Farewell, Cutch: Why Losing a Division Foe Makes Me Feel.. Weird


The news out of Pittsburgh is cold by now, but the Pirates have decided to continue their fire-sale and trade the face of the Franchise to the City by the Bay. And while this is by no means a Pirates blog, there is something to be said for the relationship fans of an MLB ballclub form with the superstars of their division rivals.

This isn’t the NBA where divisions are seemingly meaningless and rosters are thin. This isn’t the NFL, where you see your most hated rival twice every 365 days and the typical career is 36 months long. This is Major League Baseball. In a given season, we’re watching Cutch torment us 15-20 days a year. And we watched him do it with incredible durability during his nine year run in Pittsburgh. Andrew McCutchen has 637(!!!!!) career plate appearances against the Cubs. That’s more than Ian Happ, Albert Almora, Tommy LaStella (and damn near Willson Contreras) have put on tape FOR the Cubs. There’s a reason why the exit of the soft-spoken, high-socked McCutchen hit home for the Wrigley faithful.

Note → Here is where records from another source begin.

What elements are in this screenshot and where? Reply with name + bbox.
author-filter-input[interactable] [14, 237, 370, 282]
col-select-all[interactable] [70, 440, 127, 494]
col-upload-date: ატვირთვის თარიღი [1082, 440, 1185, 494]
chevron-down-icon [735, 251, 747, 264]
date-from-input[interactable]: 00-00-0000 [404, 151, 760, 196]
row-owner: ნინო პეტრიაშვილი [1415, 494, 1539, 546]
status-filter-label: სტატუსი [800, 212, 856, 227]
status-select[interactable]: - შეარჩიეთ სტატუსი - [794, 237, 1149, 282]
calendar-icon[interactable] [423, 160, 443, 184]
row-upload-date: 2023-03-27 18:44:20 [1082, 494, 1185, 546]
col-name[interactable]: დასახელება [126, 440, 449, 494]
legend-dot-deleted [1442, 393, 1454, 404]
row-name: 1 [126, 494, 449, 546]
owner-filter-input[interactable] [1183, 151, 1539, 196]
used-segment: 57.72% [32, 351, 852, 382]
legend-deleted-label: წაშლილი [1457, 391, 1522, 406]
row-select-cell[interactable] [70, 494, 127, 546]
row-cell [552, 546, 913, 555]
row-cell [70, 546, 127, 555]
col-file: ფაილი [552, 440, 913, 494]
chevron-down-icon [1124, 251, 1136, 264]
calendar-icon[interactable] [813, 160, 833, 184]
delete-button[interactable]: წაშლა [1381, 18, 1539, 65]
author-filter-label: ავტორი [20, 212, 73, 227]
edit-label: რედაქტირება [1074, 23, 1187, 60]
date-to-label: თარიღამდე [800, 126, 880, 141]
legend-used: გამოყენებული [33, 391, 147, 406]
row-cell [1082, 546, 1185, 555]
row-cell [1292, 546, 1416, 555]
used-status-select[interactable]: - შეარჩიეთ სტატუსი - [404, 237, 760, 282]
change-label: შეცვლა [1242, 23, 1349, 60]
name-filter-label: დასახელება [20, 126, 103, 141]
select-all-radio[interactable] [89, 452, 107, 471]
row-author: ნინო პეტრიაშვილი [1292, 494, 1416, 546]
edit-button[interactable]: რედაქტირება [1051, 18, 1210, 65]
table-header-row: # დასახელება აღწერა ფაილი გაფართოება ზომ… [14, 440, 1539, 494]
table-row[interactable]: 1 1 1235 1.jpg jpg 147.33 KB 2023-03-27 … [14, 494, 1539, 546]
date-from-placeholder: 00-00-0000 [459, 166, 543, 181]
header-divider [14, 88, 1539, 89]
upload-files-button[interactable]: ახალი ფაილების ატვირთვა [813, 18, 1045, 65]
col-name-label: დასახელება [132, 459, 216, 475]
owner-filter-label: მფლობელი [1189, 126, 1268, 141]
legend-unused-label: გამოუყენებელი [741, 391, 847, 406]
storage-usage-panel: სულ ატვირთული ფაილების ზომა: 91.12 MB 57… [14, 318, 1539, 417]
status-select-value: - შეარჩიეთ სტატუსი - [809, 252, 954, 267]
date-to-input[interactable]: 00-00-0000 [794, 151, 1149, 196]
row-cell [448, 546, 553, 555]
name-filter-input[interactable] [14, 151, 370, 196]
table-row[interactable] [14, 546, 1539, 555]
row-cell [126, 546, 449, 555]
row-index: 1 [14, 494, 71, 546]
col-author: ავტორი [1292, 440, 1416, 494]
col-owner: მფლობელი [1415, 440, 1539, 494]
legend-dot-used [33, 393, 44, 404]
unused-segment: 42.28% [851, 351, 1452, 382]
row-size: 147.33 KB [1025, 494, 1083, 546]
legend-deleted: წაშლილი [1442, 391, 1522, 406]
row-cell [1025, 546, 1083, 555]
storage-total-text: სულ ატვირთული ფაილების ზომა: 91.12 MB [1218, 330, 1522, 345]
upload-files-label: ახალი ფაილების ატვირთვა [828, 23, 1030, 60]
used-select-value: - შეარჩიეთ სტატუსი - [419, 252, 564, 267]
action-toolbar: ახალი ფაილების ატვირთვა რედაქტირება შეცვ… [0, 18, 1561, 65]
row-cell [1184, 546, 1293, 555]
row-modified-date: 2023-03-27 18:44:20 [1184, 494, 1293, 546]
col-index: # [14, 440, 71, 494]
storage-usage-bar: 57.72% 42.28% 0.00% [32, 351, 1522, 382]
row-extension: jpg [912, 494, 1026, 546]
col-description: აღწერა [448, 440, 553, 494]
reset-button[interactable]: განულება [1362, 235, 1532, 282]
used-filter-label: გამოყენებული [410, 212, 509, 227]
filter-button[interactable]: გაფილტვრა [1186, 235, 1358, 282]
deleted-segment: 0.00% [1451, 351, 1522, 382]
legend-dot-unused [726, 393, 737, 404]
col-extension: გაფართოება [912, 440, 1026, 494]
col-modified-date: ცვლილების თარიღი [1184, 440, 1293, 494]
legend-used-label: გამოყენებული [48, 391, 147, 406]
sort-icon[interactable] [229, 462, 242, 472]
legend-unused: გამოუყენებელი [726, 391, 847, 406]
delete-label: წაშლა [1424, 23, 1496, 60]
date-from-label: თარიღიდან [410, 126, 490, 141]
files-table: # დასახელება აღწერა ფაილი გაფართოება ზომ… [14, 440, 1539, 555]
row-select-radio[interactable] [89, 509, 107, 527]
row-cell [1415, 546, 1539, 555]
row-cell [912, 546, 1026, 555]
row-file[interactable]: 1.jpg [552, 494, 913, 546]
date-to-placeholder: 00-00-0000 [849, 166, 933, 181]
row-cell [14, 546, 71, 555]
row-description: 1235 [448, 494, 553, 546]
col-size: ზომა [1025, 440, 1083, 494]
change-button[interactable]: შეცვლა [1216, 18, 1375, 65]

During McCutchen’s run, the Buccos were putrid, excellent, and everywhere in between. Number 22 was the constant in the lineup and in the clubhouse. In a dugout full of hot heads (hello Sean Rodriguez, Josh Harrison), roid heads (too soon, Starling?), and loud mouths, (well I guess Gerrit Cole is gone now, too) Andrew McCutchen was always the most like-able guy on the diamond. He had a quiet stance and a loud bat. I think I speak for all of  the North Side when I wish McCutchen the best on the West Coast. The Steel Town subsidiary of the best (ok, maybe the most fun) division in baseball will be missing the captain of its ship next year.